Switching CAIR over to flocking

I tried a good 10-12 saddles when I started getting serious about dressage, but couldn’t find anything that fit my horse and I at the same time. Had an independent saddle fitter out one day to check out a few possibilities, and while we found one that was decent, he pulled out an old Bates Isabel in buffalo leather that he had in his truck. It was the most amazing thing I have ever sat in!!! Ended up buying it on the spot and he converted the CAIR panels to wool for about $300 (about the price of the saddle if memory serves me correct). I’ve gotten oodles of compliments on it, including an FEI level trainer who knows Isabel! But at the end of the day, my horse loves it, and that’s what makes me love the saddle!

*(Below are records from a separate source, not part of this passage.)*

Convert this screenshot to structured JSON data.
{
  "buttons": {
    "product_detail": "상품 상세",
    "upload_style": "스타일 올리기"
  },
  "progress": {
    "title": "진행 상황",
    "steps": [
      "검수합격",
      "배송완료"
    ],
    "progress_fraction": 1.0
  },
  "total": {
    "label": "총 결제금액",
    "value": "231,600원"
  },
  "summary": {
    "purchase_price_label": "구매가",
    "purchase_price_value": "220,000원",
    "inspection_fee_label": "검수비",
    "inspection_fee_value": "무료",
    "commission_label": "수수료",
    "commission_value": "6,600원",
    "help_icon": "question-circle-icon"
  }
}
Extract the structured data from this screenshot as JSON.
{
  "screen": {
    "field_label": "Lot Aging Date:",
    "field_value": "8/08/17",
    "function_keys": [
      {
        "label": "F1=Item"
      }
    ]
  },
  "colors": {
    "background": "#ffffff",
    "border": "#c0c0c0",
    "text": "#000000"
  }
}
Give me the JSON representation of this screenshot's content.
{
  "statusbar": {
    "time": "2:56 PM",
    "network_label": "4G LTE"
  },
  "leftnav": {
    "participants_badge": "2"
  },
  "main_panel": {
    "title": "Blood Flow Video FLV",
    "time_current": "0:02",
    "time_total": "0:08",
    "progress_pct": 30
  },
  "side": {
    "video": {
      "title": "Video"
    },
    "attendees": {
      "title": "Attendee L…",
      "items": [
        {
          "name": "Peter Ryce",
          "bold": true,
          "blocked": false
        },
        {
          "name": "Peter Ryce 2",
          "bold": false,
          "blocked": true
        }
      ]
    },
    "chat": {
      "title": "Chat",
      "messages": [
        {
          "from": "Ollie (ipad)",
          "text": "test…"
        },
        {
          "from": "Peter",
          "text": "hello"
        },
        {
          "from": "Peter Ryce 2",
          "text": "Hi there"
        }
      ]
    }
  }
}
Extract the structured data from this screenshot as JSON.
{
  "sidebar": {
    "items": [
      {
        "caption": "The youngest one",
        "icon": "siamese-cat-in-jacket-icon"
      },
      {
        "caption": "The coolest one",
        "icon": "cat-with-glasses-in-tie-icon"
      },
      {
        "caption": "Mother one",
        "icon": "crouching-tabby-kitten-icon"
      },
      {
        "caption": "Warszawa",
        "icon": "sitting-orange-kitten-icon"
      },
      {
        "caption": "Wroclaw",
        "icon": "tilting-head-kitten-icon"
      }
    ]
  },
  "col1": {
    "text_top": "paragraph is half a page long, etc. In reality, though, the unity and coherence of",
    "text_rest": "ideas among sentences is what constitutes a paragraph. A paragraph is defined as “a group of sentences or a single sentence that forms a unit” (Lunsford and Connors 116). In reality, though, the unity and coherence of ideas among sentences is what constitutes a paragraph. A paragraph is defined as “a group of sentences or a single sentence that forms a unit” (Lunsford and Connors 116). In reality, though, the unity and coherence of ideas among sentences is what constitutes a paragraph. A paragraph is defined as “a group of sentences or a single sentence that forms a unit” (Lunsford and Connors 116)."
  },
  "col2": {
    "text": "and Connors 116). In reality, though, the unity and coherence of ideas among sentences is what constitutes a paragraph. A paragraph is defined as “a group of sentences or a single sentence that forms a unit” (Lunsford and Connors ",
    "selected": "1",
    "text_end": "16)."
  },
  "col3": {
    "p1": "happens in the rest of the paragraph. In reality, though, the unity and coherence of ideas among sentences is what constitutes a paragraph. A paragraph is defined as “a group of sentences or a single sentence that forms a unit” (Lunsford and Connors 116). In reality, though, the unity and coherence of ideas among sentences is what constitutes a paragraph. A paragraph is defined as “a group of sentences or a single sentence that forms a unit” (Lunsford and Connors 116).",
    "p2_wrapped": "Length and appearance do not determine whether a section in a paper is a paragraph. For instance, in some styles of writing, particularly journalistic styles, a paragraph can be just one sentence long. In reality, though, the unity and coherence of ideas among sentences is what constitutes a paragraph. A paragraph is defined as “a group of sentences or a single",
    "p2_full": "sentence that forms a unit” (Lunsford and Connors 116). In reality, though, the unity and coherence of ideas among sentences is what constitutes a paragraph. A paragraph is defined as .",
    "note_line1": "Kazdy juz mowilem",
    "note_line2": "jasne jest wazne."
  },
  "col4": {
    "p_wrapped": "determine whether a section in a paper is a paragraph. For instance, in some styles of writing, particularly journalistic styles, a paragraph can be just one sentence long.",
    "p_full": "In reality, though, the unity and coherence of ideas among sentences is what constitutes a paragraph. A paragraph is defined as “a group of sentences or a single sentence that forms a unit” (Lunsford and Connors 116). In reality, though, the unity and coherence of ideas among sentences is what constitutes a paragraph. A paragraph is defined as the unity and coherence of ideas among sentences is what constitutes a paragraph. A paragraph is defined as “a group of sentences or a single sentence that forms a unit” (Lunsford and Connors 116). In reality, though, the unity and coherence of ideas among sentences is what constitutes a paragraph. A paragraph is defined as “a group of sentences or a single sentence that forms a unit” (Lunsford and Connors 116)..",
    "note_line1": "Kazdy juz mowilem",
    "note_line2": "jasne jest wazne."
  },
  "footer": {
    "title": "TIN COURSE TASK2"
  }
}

I rode in a Wintec with CAIR for several years. When I was learning how to flock saddles I used my own Wintec to learn how to convert CAIR to wool. What I observed was that for me the wool was a “softer” ride. I have since converted many CAIR to wool. Every one (including my own) had at least one CAIR panel (there are four) either under inflated or more often completely deflated.

CAIR work$ for some quite well, but every client that I’ve converted their saddle from CAIR to wool has said they preferred the wool.

I converted my CAIR to wool flocking, because it started sitting a bit low (slooooooooooow leak somewhere). No issues with the conversion at all, and it’s been more than a year.

Back to you, Beowulf - isn’t the fact that saddles in general (not just Cair) will or will not work for a rider or a horse, let alone both. Some will fit, suit and ride well, others not so much? Saddle buying is the most stressful thing…my young rider on my horse has just gone through that. She is excited, but the day might come when she finds an even better more marvellous saddle, in which case she can sell and move up.

[QUOTE=beowulf;8418673]
No offense but I think you are missing the point - we can assume one of the reasons WHY the saddle works for OP’s horse is because it’s CAIR paneled… What if it doesn’t work? OP now has a saddle with very little value that she can’t resell easily – people are usually attracted to Wintec/Bates for the CAIR and if the CAIR is gone, well, it’d be a hard resell.

No one was telling the OP to drop $4k into a new saddle. But, it’d be within the realm of reason to wonder if the OP’s horse would do well in wool since she said “this is really the only saddle that has worked for him” earlier.

I’d be skeptic, and would be in the try-it-before-you buy it camp - as in, try a wool saddle before you spend money taking the CAIR out of the only saddle that you’ve found works for him.

I can’t drop 3k on a saddle either, but IME, having had first hand experience with Wintec/Bates, the CAIR either makes or breaks the horse and it’s usually the latter. While I don’t love Bates (which is Wintec) the idea is a good one, just poorly executed.[/QUOTE]

The reason that the saddle works for my horse is not the CAIR panels, it is the tree shape, which from my understanding is why any saddle should work for a horse. Tree shape first, what is in the panels second. As I stated in my original post my other saddle is wool flocked and could use some TLC. So I know that wool flocking works for my horse. I have owned multiple Wintec saddles and Collegiate saddles and liked all of them. This is my first Bates. The new style Wintecs do not work for my horse, they actually bridge, but the older style ones seem to be much more curvy that the new ones are.

The main reason that I want to reflock is that I don’t trust CAIR. There was one years ago that the owner of a horse I was leasing let me use, and it took several months for any of us to figure out that the reason I always felt slightly crooked on the horse was due to one of the panels being less inflated than the other. By then the horse had some muscle damage and had to take time off to recover. I have been very suspicious of the technology since, especially in an older saddle that has seen a lot of love.